Hi @nicolas-vivot. I took a quick look at creating a Graal Native image for an application that uses dd-trace-ot and dd-trace-api. I can reproduce the "warnings" during the generation of a native application. I believe those warnings are likely the cause of the segmentation faults you are seeing. I have not been able to reproduce a segmentation fault at this point but I may not be stressing the right area in my simple test case. Do you have a reproducible test case? What version of GraalVM are you using?
Hi @charliegracie
I'm using version 21.0.0 Java 11
I don't have a reproducer project yet, let me set this up today and i will provide it here.
@charliegracie
You can find a reproducer here : https://github.com/nicolas-vivot/datadog-trace-java-graalvm-segfault-reproducer
Hi @nicolas-vivot. I was not able to reproduce the crash with the test case. I ran the test with Postman 100,000s of times. My assumption is it is likely based on timing or architecture. The warnings printed about JCTools code during Graal Native generation could cause this type of issue. I forked the reproducer and created a test patch to verify that if the warnings in JCTools are resolved that the crash goes away. Would you be able to test it?

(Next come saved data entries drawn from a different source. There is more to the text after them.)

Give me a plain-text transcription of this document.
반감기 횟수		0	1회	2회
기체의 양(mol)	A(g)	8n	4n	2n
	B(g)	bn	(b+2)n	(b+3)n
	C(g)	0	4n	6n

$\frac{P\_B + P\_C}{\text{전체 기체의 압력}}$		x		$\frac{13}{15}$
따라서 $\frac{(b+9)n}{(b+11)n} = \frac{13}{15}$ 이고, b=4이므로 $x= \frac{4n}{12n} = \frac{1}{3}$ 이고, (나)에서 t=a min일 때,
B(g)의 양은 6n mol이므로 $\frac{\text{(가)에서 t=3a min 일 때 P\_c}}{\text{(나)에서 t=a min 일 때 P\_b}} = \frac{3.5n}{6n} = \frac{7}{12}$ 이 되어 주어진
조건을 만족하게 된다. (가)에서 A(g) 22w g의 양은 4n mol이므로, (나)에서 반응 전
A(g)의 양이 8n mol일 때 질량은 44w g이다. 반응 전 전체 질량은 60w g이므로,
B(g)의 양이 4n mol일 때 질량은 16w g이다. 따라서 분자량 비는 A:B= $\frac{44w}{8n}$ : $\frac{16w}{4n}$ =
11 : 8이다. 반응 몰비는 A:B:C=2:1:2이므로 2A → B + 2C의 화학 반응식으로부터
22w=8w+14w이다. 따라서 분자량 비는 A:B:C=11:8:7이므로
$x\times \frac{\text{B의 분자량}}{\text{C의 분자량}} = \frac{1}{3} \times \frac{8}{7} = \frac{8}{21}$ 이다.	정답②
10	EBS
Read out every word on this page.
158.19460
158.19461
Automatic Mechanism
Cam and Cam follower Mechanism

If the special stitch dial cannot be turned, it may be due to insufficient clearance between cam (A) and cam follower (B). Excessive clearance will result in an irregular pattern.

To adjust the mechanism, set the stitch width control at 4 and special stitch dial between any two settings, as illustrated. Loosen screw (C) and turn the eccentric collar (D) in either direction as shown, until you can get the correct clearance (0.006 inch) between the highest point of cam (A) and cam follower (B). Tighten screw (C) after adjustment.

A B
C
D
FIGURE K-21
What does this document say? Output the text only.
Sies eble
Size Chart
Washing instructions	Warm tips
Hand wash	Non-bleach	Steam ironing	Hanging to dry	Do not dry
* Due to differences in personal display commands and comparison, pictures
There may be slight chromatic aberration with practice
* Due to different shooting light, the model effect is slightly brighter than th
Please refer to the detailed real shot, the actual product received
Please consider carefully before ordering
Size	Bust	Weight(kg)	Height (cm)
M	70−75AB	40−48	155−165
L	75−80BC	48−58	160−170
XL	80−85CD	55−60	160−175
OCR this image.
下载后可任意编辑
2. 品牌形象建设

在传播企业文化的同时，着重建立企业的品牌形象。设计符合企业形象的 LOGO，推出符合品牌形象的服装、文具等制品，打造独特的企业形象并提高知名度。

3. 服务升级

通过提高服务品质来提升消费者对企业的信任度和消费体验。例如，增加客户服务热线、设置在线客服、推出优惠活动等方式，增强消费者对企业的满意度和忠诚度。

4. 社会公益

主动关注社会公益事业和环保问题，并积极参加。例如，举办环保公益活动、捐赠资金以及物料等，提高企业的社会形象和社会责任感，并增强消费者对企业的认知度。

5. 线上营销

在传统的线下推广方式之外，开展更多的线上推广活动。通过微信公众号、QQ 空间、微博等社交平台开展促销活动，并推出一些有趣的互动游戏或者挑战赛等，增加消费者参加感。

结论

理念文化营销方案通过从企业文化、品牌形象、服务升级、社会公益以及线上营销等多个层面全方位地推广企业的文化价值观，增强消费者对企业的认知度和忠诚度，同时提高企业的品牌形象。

My repo is here: https://github.com/charliegracie/datadog-trace-java-graalvm-segfault-reproducer
The branch is: crash_fix
This test is not complete but it should make the program functionally correct. If this resolves the issue I will work to figure out the proper way to resolve this issue.
Hi @charliegracie
It's strange you could not reproduce it. I can reproduce 100% of time within a few tests only (within the firsts 100 requests usually) If i remember well, the problem is happening when or after processing the second queue. You might not reach that use case when trying to reproduce it (?)
Anyway, your substitution fixes the problem. With your version i do not reproduce it anymore (i ran dozens of thousand requests)
Good to know you will fix it directly on the sources. I'm also going to include the substitution on my quarkus dd-trace-java extension until the fix is released.
Thank you very much for your help !
Hi team, is there any progress on running datadog agents with native images?
I recently moved from Spring Boot to Quarkus, using dd-trace-api and dd-trace-ot to have tracing with datadog inside my application without the java agent. (i'm using instrumentation package from the open tracing community instead)
When i run in JVM mode, i have no problem. But when it comes to the native mode running on GraalVM, i faced Segmentation Fault errors after a while. This happens when managing traces to send to the datadog agent.
Here is the stack trace:
Have ever compiled and run the datadog libraries (the core & ot module) on GraalVM ? Do you support it ? Do you have an idea where the problem is ?
In addition, at build time, Quarkus complains about the usage of these classes (which seems to be the cause on the stack trace) and that it cannot substitute
Any help would be appreciated. That's the last problem i have to have dd-trace working with quarkus on GraalVM. I was thinking to create a Quarkus extension after that if everything works well to offer this to the community. So you would definitely benefit from that as well since i'm not the only one interested in Quarkus migration and having datadog for the tracing.
PS: i know that i can also pass by open telemetry, but this project is still young, especially on Quarkus there is no official extension yet for that, plus your datadog exporter for the open telemetry agent is not yet capable of handling logs, which would force to run both the datadog agent & the open telemetry collector on our kubernetes clusters - waste of resources.